La cooperazione decentrata sembra rappresentare un’opportunità di crescita per gli enti locali italiani e per quelli degli altri Paesi ma non è ancora accessibile a tutti. “Nonostante le possibilità messe a disposizione dall’Aics, sono pochi i comuni che hanno personale, uffici e risorse da dedicare a queste aree d’intervento e il rischio è che non ci siano le competenze per raccogliere lo stimolo offerto dalla riforma”, riflette Taraborelli di Scaip. E forse ancora non ci sono state sufficienti occasioni di coinvolgimento di nuovi soggetti, di chi non ha esperienza ma potrebbe invece avere interesse a proporsi. “Sarebbe necessario che l’Aics conducesse un’azione più decisa per offrire la possibilità ai comuni di attrezzarsi e cogliere queste opportunità”, aggiunge Ragonesi dell’Anci.

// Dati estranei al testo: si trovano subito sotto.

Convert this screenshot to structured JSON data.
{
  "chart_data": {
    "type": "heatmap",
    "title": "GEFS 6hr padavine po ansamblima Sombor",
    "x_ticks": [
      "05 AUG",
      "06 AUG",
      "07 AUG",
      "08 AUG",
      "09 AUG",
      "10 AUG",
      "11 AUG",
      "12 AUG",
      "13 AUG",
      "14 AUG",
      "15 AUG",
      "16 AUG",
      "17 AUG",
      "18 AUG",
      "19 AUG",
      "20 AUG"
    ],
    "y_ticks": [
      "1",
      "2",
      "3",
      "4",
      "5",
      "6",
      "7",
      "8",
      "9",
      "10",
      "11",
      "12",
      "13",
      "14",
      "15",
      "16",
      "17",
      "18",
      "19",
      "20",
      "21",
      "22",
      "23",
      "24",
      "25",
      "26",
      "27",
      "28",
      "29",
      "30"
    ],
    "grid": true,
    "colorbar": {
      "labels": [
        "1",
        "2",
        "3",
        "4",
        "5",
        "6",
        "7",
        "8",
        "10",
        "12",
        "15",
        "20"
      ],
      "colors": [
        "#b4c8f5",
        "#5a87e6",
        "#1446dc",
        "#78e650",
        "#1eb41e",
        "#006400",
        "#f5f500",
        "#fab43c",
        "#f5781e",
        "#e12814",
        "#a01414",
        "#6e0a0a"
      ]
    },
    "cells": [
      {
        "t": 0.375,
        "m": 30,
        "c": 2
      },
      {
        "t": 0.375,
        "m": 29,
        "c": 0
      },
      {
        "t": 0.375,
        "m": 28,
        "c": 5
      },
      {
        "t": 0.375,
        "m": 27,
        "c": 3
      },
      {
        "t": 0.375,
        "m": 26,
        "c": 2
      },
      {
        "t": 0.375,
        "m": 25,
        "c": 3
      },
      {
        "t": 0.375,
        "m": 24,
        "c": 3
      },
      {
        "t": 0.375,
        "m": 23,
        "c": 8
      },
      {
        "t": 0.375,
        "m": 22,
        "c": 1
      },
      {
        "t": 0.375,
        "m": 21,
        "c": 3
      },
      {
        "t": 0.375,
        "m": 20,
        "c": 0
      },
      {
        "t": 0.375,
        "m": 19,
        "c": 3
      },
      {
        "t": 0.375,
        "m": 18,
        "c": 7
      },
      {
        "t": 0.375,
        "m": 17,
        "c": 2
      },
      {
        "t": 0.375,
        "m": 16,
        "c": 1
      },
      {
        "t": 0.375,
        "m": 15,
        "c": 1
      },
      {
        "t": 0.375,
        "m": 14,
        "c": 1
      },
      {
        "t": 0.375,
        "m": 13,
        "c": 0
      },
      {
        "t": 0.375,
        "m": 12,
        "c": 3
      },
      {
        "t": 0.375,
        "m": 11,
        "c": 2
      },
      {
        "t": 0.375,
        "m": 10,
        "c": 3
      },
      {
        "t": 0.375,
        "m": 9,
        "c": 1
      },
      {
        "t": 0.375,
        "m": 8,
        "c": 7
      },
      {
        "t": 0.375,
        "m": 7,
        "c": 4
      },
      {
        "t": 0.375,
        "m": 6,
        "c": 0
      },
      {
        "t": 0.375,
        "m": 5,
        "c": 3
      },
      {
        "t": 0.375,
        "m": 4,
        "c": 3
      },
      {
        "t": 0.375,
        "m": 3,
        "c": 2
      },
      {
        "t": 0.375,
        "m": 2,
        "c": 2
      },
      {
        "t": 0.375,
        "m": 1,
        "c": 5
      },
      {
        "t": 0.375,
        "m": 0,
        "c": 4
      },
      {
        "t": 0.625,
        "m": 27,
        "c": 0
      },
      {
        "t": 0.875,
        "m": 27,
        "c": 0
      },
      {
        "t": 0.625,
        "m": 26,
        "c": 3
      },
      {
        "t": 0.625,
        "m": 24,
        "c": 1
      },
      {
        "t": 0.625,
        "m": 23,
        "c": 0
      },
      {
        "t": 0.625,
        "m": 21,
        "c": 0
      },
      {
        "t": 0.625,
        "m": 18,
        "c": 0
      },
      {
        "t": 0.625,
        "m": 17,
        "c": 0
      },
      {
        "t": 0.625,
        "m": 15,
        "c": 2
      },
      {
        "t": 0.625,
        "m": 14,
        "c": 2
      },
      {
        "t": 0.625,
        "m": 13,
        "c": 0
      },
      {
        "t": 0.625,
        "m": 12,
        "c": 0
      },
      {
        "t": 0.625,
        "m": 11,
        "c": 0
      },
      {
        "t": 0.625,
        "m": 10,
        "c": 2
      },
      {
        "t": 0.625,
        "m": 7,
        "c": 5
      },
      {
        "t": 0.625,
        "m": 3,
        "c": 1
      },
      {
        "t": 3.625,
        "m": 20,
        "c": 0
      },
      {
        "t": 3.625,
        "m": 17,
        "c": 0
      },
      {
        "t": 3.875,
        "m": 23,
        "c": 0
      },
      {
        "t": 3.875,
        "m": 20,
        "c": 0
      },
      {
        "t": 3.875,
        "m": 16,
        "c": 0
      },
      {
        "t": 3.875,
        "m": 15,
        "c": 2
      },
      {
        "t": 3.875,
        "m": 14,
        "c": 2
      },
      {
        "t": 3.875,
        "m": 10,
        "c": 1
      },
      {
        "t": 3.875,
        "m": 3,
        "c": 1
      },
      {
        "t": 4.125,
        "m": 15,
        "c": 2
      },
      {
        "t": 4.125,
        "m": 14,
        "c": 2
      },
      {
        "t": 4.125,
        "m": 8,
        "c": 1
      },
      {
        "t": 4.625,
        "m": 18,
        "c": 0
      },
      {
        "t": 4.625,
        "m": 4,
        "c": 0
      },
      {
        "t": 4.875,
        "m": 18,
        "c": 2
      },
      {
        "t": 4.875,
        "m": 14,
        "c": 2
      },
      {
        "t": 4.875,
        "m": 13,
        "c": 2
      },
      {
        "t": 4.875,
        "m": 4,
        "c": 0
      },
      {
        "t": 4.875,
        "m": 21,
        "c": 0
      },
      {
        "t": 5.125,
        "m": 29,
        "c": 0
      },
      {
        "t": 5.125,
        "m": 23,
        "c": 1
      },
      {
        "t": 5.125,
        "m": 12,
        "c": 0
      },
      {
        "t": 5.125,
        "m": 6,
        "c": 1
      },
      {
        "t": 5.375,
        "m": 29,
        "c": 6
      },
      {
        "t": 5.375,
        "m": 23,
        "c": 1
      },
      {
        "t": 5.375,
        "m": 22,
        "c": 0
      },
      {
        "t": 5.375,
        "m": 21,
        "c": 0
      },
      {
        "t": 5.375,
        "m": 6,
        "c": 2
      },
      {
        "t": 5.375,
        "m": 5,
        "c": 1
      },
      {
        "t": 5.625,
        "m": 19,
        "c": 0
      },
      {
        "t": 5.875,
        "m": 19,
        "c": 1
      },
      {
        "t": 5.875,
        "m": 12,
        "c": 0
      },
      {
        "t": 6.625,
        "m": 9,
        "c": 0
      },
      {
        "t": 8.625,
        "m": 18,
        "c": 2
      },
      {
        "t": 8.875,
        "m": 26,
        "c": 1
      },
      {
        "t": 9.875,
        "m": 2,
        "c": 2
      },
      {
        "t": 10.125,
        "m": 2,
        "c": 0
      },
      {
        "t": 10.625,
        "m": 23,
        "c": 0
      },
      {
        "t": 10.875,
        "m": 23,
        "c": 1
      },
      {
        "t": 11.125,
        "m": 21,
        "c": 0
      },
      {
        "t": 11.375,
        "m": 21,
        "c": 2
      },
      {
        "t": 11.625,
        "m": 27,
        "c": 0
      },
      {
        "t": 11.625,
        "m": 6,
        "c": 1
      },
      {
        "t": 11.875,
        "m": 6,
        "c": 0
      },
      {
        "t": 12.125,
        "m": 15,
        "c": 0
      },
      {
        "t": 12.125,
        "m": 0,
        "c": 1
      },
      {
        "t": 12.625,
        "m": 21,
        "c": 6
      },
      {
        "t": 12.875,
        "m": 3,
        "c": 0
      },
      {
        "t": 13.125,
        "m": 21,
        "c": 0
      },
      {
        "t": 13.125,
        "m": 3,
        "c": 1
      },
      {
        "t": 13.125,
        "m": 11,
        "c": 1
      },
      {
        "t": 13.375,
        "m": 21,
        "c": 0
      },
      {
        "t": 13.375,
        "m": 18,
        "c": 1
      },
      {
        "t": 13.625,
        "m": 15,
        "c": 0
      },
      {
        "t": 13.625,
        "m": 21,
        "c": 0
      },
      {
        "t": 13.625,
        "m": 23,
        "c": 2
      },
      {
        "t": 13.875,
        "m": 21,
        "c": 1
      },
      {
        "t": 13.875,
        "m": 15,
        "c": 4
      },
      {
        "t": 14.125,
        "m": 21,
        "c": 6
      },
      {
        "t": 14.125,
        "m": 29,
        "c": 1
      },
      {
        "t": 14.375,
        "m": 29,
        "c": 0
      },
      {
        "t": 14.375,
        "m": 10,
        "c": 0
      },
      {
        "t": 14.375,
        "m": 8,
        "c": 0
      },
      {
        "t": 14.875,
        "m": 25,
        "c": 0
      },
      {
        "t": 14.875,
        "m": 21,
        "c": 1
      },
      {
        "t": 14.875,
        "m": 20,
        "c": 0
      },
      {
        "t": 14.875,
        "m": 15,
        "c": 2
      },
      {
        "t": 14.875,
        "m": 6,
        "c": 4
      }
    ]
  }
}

Ma le risorse, nonostante la legge 125, restano limitate.
Lo sa bene Giorgio Garelli, responsabile del settore Attività di cooperazione allo sviluppo della Regione Piemonte, un soggetto attivo in questo campo dagli anni Novanta. Operando in particolare in Africa, ha promosso mille progetti investendo oltre 20 milioni di euro, a cui il territorio ne ha aggiunti altrettanti, e nel 2017 ha ottenuto un finanziamento di circa 750mila euro dal bando Aics per promuovere con la Regione Toscana un progetto dedicato al lavoro giovanile in Burkina Faso, in partenariato con sei comuni piemontesi e toscani ed altrettanti burkinabè. “Dei quattro miliardi di euro che vengono a vario titolo stanziati per la cooperazione allo sviluppo dallo Stato, all’Agenzia ne va il 10% e di questa parte solo 15 milioni in due anni e mezzo vengono investiti per la cooperazione decentrata. Rappresentiamo quindi lo 0,2% del budget della cooperazione internazionale italiana e per poterlo utilizzare incontriamo vincoli che rendono il tutto molto complicato”.
I rappresentanti degli enti locali incontrati, però, non hanno intenzione di lasciarsi sfuggire la seconda occasione predisposta dall’Aics. “Questi progetti esaltano il ruolo del comune perché non solo mettono in campo le competenze della macchina amministrativa, tecnica e politica, ma portano con sé visione e approccio culturale allo sviluppo: il comune è l’animatore di politiche che coinvolgono il territorio -sottolinea Massimo Porzi, direttore di Felcos Umbria-. La cooperazione decentrata permette alle istituzioni che sono più vicine ai cittadini di scambiare esperienze e di essere protagoniste di processi di sviluppo concreto”.